Inequality is a hot topic. It always will be. The glass ceiling of inequality is the idea that most families will spend whatever it takes on their kids.
The left have a great idea that you can give all kids equal opportunities. It’s just fantasy and ignorant of reality. The ability to identify and participate in valuable opportunities just isn’t equal.
Things that you think don’t matter might in fact drive your life outcomes. How you speak, how you dress, and how you interact with everyone you meet. There is no level playing field.
Your own hard work and industry still matters. But imagine how hard it must be for people already facing discrimination.
When people win, they think its because of their hard work. They may have worked hard, but if they lose they’re highly likely to blame others or bad luck.

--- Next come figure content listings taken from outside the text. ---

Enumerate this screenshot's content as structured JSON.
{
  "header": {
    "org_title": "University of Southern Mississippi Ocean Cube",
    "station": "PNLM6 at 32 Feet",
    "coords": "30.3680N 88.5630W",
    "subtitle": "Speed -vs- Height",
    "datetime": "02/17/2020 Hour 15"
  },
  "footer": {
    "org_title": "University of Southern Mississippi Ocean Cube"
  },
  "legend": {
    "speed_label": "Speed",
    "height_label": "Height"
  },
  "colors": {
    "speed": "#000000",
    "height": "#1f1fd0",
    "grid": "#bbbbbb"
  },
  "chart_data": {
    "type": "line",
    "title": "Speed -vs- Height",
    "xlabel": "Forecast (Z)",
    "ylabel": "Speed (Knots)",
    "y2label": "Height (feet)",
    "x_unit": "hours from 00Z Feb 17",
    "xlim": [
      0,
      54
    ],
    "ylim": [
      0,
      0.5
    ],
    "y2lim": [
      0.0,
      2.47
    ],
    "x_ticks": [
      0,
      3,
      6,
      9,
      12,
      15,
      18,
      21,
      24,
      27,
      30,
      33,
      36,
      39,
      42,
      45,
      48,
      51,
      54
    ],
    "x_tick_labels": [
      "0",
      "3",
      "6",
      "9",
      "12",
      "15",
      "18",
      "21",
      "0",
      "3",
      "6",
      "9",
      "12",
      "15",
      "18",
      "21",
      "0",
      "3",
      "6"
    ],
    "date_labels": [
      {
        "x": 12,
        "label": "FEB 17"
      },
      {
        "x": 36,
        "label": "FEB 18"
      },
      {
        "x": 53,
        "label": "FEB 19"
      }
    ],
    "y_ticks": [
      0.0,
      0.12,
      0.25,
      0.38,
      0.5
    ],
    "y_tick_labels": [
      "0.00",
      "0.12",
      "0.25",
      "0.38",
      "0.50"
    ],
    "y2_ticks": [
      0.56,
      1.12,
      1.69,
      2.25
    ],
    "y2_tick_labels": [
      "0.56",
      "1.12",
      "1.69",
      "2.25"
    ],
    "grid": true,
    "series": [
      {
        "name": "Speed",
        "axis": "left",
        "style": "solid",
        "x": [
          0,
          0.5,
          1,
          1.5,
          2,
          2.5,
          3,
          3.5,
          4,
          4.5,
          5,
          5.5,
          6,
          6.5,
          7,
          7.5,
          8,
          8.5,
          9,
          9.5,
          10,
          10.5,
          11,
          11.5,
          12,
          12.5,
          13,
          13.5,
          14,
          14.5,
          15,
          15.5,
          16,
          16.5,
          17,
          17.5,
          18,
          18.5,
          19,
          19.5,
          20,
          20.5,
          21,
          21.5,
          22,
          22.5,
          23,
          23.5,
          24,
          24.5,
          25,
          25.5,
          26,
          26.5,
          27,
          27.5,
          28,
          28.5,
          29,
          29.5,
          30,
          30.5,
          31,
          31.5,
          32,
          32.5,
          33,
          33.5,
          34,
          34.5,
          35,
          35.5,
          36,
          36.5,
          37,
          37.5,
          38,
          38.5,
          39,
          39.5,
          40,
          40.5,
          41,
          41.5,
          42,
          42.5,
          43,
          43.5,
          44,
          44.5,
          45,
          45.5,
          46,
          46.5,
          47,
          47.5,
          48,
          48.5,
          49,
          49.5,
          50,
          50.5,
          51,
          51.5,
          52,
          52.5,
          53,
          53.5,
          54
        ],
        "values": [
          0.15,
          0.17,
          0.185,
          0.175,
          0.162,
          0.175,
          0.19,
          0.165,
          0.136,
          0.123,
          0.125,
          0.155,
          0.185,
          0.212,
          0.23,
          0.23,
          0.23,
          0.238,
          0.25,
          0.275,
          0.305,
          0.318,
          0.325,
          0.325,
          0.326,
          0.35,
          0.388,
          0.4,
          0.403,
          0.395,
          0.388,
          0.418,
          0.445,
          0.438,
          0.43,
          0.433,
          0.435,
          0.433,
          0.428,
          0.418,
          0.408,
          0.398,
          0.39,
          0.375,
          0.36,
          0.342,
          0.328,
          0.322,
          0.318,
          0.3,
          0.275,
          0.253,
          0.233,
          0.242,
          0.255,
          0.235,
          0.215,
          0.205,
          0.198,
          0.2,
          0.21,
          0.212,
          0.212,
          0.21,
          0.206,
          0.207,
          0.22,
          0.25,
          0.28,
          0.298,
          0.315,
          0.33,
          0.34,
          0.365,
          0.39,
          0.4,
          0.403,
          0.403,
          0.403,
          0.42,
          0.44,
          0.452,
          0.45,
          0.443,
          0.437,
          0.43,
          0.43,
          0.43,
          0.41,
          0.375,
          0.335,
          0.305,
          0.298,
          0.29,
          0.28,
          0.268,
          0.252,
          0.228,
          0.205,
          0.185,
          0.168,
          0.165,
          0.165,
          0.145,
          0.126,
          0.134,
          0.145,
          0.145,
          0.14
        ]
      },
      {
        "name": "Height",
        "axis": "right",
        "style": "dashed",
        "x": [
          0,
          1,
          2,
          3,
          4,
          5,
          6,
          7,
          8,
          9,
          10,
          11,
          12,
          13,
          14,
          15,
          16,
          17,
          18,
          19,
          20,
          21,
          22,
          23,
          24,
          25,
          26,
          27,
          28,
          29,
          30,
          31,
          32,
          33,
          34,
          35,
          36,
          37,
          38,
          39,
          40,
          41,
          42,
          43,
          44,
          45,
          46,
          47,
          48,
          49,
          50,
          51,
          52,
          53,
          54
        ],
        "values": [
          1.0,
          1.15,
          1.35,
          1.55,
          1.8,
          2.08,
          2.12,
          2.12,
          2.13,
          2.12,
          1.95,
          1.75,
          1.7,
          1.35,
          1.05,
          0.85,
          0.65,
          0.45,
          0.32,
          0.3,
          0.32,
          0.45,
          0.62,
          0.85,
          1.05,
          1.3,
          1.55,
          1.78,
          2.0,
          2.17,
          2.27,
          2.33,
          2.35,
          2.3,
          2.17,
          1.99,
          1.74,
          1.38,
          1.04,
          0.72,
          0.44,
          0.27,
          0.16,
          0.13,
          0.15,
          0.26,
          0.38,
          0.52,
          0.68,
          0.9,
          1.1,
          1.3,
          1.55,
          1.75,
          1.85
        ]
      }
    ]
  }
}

Attribution error is the phenomena where all my wins are mine but all my losses are the fault of others. There was a great example the other day when someone who went to Geelong Grammar claimed he had received no advantages in life.
The Arms Race
The glass ceiling of inequality was only successfully deconstructed during the Russian Revolution. Hence it’d be stupid to think that breaking it down would be a good idea.
Whatever government policy attempts to reduce inequality, another silent requirement will arise to perpetuate the same group of people getting ahead.
Why do so many institutions care about “well rounded” applicants? Because it helps them select people who are like them.
People like them – this means other kids who were over-scheduled, perhaps attended the same school and self-actualised from birth through volunteering and sport.
More people will take advantage of “free” tertiary education, but the exact cohort of people who make it through their degrees and into the sorts of jobs that justified that investment is unlikely to change much.
How many poor kids whose real problem is the living costs not the student loan balance at the end will partially complete a qualification and earn barely any labour market premium?
Look at inequality in the housing market in terms of which types of first home buyers are buying houses to really keep digging into what the glass ceiling means in practice.